In the house on the hill, when darkness had fallen, Gabriella sat on the floor before the fire and Stephen sat in the chair
to the side of her. Their music was not the music of the town below them. It was a recording of Puccini's
Tosca
that Stephen had brought from his car and played for Gabriella when he told her of his father's death and that this was the
music his father had listened to for thirty years. While the sweetest arias played they did not speak. They ate the fruit
Nelly Grant had given them and listened, and it was not until the third act that Gabriella lifted her head and raised her
hand and met Stephen's fingers and drew him so swiftly down to her on the floor that the turf smoke billowed out over them
in a cloud. And in that moment, while the town below them was singing and the heavens above were thronged with spirits and
stars, while the diva sang
“Vissi d'arte”
and made the small room one with others in different places and different times, Gabriella Castoldi kissed the man who loved
her and took his head and touched his wet eyes and held her fingers upon his lips.

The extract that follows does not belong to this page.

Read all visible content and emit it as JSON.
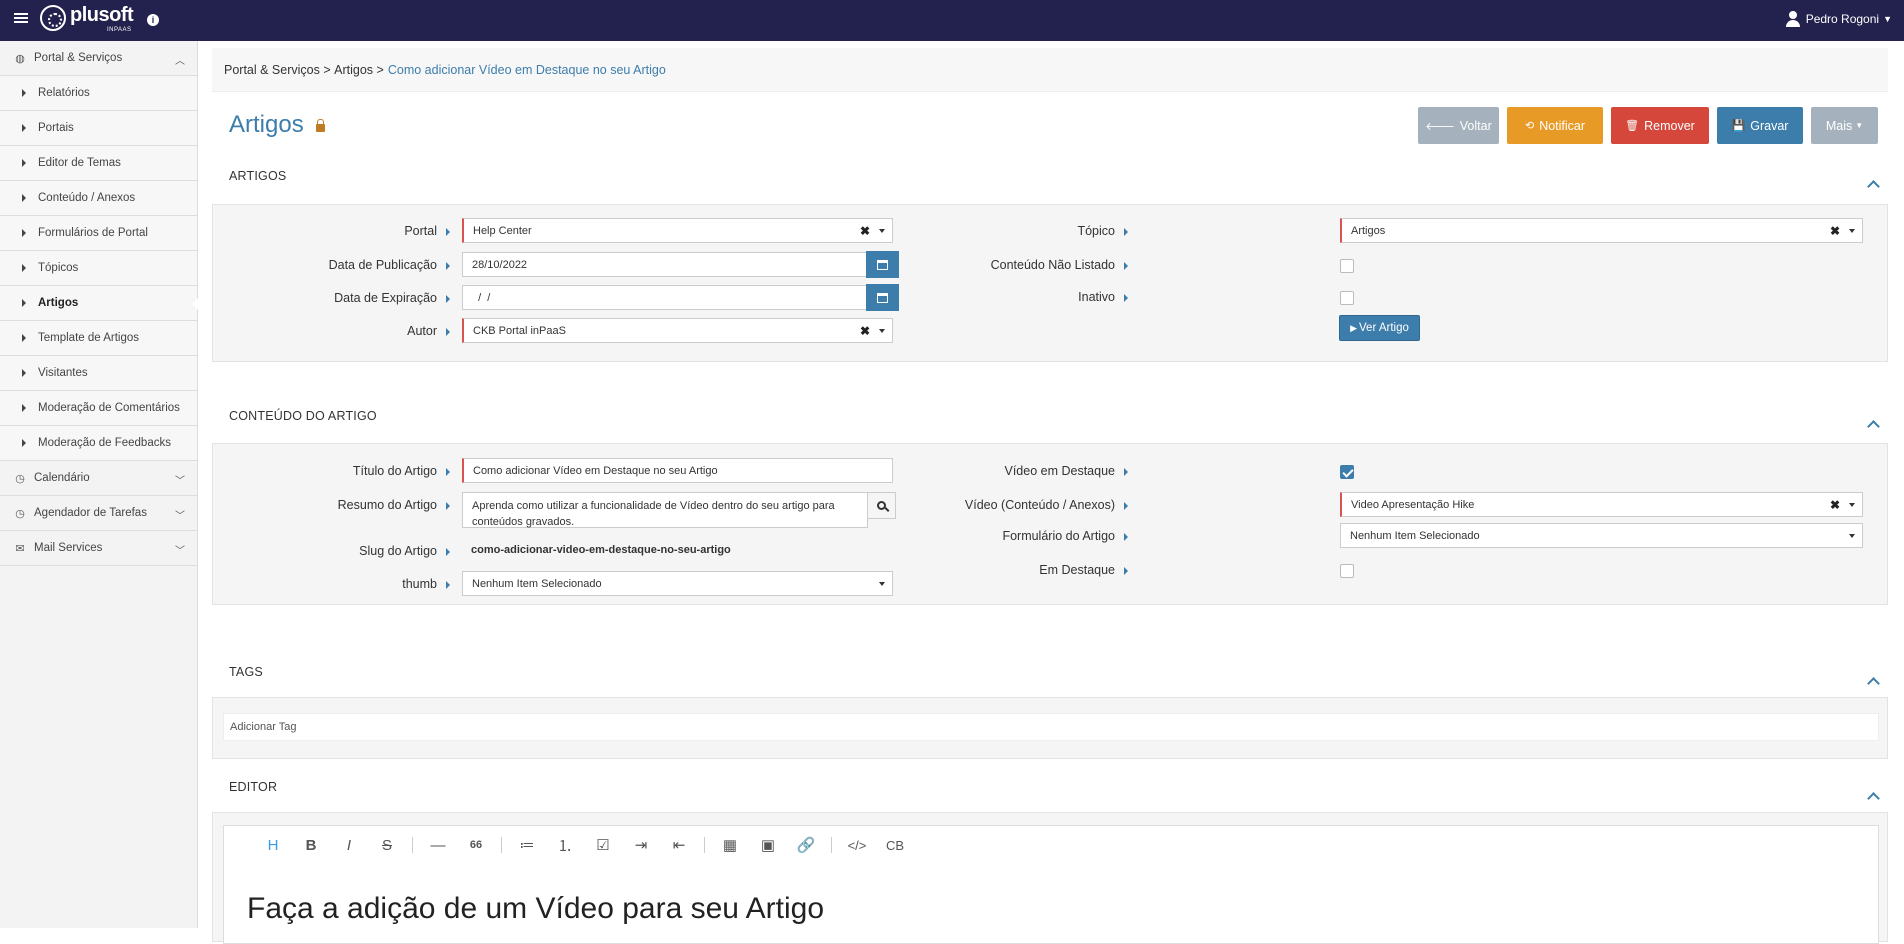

“Why am I so difficult?” she said beneath the singing, shaking her head as if to escape her father's knuckling fists landing
upon her.
And for once Stephen did not remain quiet, but in a low voice answered her and said, “Let go, just try and let it go.”
And in the simple, brief, and yet momentous way in which a life is decided, in which the hold of the past is released and
the future arrives like new skin, Gabriella closed her eyes and at last surrendered to that impulse that was as timeless,
inevitable, and relentless as spring itself, and was the subject of all the songs the men were singing in the town below.
Stephen stayed that night, and the one after that, and after that again. He brought his things from Mary White's, who bade
him goodbye once more, this time with the gentlest of smiles and a wave of her hand, telling him he was welcome always and
holding herself in her thin arms as if embracing some of the loving that glowed off him.